More than many other classic typefaces, Joanna has been an evolving design. It was drawn by Gill and first manufactured as fonts of handset metal type by the Caslon foundry in 1931. One of Joanna’s first uses was in Gill's own book, An Essay on Typography, which illuminated the designer's thoughts on typography, typesetting and page design. The original Joanna typeface, however, was only available in two weights and one italic design. These fonts, in just two sizes, were used exclusively by Gill’s letterpress print shop, Hague & Gill.
In 1937, Monotype produced a machine-set version for the exclusive use of J M Dent & Sons who had acquired Hague & Gill and the rights to the Joanna typeface. Decades later, the company later agreed to a general release of the small family of roman and italic designs for commercial use, and licensed it to Monotype. These were announced in the October 1958 issue of The Monotype Recorder.
In 1986, the Monotype Type Drawing Office created semi bold, bold and extra bold weights for the family and re-released the Joanna designs as some of its first digital fonts.
The newest iteration of the Joanna design, Joanna Nova, was drawn by Monotype Studio designer Ben Jones.
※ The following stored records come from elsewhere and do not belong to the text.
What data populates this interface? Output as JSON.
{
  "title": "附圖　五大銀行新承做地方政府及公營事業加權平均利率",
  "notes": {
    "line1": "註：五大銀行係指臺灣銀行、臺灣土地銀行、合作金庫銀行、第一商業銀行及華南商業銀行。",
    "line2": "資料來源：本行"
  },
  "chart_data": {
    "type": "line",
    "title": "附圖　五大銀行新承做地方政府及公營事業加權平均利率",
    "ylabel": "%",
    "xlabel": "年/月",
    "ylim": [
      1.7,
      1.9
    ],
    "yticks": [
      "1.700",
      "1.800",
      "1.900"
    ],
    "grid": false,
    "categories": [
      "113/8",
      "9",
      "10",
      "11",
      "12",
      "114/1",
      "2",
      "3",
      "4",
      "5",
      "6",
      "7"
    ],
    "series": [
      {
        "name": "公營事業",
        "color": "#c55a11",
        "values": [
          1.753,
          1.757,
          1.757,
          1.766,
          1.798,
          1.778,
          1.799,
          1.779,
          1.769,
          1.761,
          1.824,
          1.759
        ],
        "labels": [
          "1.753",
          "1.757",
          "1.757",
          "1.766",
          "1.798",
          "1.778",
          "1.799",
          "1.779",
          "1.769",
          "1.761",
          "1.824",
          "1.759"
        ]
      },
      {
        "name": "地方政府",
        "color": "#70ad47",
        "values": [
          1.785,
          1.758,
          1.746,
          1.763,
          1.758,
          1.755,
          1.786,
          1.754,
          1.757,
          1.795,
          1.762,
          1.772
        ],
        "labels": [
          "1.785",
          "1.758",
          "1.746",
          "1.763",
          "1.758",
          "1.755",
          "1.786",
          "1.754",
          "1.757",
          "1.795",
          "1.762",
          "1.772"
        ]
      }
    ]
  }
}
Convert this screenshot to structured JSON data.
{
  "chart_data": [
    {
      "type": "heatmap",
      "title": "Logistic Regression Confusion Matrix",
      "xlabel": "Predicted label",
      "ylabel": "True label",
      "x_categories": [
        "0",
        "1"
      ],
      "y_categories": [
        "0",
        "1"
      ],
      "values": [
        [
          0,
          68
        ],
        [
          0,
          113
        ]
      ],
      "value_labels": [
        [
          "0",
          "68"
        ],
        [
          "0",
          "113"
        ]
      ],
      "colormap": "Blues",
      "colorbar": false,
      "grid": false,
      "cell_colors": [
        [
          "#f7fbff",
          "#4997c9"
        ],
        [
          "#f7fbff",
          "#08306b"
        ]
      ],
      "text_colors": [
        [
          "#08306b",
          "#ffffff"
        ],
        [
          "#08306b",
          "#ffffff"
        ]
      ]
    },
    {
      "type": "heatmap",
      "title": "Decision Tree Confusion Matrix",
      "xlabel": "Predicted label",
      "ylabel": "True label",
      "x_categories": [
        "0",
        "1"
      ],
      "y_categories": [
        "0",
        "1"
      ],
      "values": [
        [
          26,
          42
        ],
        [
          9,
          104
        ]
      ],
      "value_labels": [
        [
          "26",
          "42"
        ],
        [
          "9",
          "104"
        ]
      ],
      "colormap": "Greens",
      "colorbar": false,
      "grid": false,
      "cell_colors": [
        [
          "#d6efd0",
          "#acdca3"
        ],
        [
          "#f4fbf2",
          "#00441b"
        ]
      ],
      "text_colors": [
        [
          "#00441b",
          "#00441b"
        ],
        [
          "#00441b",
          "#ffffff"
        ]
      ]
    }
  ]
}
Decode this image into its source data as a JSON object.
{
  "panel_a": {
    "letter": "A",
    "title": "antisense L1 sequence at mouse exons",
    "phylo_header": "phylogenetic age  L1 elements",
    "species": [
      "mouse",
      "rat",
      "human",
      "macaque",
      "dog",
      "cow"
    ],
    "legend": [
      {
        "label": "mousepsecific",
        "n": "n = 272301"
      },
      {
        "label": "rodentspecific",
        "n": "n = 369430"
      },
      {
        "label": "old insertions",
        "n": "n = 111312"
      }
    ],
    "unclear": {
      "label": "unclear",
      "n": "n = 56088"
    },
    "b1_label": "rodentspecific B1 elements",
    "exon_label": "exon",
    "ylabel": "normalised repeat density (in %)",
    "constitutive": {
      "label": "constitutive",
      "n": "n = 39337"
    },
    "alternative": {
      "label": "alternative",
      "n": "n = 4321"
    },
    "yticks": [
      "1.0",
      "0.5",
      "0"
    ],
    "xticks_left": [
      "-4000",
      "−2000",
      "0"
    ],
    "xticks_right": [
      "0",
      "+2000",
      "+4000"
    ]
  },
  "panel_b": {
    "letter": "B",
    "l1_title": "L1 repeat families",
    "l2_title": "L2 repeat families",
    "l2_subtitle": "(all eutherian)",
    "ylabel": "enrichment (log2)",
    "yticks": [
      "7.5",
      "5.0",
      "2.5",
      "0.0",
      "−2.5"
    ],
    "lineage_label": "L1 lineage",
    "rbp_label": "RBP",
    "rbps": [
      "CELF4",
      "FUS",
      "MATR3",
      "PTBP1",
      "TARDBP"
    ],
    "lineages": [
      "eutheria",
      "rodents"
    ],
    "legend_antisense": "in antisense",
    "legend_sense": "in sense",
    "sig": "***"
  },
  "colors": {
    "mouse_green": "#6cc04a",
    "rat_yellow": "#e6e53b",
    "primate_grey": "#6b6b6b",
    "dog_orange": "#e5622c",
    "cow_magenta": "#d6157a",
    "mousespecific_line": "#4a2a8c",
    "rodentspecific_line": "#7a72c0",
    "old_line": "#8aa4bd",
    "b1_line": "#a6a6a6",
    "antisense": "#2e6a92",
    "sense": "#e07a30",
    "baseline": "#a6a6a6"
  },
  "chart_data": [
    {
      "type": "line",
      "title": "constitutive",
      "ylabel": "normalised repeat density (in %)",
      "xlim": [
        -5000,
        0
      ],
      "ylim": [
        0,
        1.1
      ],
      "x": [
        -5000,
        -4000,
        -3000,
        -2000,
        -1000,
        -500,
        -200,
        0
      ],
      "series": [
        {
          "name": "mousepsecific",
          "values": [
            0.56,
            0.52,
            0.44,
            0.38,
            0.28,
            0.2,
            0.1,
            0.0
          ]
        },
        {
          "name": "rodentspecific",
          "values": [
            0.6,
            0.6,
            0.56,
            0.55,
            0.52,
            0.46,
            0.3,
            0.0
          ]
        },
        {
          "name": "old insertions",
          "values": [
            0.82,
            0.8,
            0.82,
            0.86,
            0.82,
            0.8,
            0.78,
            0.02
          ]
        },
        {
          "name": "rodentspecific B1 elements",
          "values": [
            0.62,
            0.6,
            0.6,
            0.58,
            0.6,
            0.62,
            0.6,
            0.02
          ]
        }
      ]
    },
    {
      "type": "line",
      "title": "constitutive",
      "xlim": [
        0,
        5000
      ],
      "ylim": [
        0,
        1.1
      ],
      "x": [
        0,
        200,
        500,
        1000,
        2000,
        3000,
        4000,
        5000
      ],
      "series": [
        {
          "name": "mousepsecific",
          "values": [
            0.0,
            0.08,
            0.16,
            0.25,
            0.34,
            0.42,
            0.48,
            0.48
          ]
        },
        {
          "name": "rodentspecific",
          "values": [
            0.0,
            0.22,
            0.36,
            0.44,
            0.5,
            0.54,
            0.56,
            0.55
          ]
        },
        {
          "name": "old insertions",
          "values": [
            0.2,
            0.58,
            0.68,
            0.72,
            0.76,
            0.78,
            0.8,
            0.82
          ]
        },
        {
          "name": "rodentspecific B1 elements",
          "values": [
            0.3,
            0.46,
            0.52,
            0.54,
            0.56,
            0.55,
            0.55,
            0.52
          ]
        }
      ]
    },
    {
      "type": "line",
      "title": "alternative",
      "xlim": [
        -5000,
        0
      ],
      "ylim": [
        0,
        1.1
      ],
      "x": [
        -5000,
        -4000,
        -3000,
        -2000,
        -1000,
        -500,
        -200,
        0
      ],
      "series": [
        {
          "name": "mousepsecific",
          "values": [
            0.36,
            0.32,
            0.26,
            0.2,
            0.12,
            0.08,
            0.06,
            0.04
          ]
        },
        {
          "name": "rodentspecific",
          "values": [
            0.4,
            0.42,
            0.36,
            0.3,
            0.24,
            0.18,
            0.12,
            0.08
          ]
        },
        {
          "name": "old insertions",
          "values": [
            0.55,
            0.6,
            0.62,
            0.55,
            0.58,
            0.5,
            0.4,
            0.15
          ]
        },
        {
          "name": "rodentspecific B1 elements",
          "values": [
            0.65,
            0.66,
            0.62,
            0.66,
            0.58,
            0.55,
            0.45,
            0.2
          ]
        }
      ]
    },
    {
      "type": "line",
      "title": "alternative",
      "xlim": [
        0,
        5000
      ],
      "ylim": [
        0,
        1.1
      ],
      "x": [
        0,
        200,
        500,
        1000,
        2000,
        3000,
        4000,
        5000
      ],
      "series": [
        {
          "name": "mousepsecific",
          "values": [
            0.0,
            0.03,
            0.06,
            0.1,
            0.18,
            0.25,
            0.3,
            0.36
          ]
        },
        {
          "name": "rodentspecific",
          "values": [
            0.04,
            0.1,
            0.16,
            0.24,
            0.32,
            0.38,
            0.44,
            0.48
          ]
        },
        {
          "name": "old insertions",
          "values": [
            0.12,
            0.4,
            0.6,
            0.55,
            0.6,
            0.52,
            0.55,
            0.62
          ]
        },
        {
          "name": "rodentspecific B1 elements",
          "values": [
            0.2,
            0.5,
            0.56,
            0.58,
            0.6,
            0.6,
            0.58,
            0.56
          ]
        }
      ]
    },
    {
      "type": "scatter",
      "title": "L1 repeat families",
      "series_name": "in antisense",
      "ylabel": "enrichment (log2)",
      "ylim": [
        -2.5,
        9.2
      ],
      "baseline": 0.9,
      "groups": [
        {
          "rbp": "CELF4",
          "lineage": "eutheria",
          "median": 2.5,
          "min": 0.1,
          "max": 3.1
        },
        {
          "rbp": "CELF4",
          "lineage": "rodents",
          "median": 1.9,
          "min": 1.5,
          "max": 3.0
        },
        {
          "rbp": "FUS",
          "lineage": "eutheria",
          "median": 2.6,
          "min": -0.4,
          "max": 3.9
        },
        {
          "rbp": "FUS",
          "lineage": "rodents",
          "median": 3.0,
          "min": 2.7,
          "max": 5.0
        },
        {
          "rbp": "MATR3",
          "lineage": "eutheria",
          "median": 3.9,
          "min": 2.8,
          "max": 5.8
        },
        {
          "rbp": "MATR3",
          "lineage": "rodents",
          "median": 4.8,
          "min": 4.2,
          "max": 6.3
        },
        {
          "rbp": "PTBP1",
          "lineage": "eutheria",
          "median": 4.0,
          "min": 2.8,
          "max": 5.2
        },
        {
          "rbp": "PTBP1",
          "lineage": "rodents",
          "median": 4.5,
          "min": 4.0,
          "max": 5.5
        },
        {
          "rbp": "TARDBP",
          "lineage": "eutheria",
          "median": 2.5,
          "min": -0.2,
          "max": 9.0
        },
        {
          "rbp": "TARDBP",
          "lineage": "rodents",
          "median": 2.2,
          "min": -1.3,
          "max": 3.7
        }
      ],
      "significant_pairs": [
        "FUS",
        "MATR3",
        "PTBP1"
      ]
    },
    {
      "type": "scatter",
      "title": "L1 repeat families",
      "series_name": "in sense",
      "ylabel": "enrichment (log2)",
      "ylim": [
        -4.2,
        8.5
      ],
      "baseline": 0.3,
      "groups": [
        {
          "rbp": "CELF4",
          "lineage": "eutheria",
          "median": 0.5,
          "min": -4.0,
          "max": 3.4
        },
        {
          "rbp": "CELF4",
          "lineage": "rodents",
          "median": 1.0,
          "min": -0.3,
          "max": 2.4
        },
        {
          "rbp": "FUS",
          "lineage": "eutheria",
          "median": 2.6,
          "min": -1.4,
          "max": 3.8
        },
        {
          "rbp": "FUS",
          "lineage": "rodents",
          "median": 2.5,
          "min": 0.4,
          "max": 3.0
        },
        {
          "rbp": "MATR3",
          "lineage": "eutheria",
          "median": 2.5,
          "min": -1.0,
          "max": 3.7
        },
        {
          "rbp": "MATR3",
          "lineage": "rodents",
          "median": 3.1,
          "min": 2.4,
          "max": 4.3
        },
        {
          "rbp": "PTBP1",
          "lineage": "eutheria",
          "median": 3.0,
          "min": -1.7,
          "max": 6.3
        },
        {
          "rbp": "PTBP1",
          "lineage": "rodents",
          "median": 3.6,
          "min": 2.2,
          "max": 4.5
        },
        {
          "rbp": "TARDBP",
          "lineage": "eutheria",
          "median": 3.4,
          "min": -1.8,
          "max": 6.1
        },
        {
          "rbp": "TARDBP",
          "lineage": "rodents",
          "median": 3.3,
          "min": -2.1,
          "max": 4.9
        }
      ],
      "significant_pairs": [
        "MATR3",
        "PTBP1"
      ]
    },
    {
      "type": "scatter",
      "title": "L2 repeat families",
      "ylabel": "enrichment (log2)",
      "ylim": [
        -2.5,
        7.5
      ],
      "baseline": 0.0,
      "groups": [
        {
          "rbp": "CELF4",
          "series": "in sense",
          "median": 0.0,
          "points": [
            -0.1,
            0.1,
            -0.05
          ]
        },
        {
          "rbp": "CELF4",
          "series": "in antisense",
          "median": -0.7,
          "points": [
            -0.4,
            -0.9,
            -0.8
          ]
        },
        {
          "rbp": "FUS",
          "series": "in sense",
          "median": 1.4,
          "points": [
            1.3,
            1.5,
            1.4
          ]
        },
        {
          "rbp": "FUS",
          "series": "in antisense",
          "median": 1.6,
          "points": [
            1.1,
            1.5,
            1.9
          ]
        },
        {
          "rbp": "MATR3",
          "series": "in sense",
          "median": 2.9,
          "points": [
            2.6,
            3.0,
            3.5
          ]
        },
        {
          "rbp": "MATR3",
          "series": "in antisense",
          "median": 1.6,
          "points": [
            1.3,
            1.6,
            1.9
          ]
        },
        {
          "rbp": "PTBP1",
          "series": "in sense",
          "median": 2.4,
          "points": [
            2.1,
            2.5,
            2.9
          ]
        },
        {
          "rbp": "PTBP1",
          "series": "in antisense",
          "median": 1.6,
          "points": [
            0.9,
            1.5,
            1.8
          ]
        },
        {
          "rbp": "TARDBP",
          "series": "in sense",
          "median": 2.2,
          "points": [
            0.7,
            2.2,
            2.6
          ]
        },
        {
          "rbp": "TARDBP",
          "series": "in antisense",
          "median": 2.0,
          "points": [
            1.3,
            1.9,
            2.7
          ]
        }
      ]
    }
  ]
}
The new family is based extensively on Gill’s Joanna, but brings the slab serif typeface into the 21st century. Every glyph was redrawn using a variety of reference sources, including Gill’s original sketches and the copper patterns used in Joanna’s initial production.
Born in the United Kingdom, Jones spent his formative years in Switzerland before returning to England to study typography at the University of Reading in 2000. After completing the course, he founded Protimient, a design studio focusing on Web and typeface design. After releasing what he describes as “several resolutely amateur typefaces,” Jones returned to the University of Reading to partake in the school’s Masters in Typeface Design course. As part of his study, he drew the Emrys typeface, which won two awards in the Granshan competition of 2011. Later that same year, Jones joined Monotype, where he works as a font engineer and type designer.
The Joanna Nova family features 18 fonts – more than twice as many as the original Joanna – with a wide range of weights which were not available in the original design. Joanna Nova expands the original design in several ways that open up new typographic possibilities. In addition to the new weights, there is support for Greek and Cyrillic scripts, small caps for all scripts in both upright and italic styles, several numeral options, and a host of context-sensitive ligatures. When Jones set out to design Joanna Nova, he saw that the ‘real Joanna’ was not immediately evident. He remarked, “Some of Gill’s original drawings have a sloped ‘M’; there is also a ‘K’ and ‘R’ with a curled leg and a ‘d’ without then flat bottom. Is that Joanna? Or is it the version used to print Gill’s Essay on Typography? Or is it the digital version with which most people are surely more familiar than any other version? Ultimately, I think, none of these and all of these were ‘Joanna’ because, as with any typeface, it is more the idea or concept behind the typeface that makes it what it is. My approach was to create a version of Joanna that appears in your mind when you think of the typeface.” In his research, Jones noted that although one of the most distinctive aspects of Joanna is the italic design, for reasons unknown many of the characters in the current versions were much more condensed than the originals, making them very difficult to use in small sizes. The italics in Joanna Nova have been reworked to be closer to their original widths drawn by Gill.
Although originally designed as a text typeface for letterpress printing, the Joanna Nova family has been thoroughly updated and made appropriate for a wide variety of 21st century print and interactive applications. From text and display content in Web pages, to the diverse needs of branding and corporate communications, to relatively simple projects like brochures and announcements, few things are outside of Joanna Nova’s range.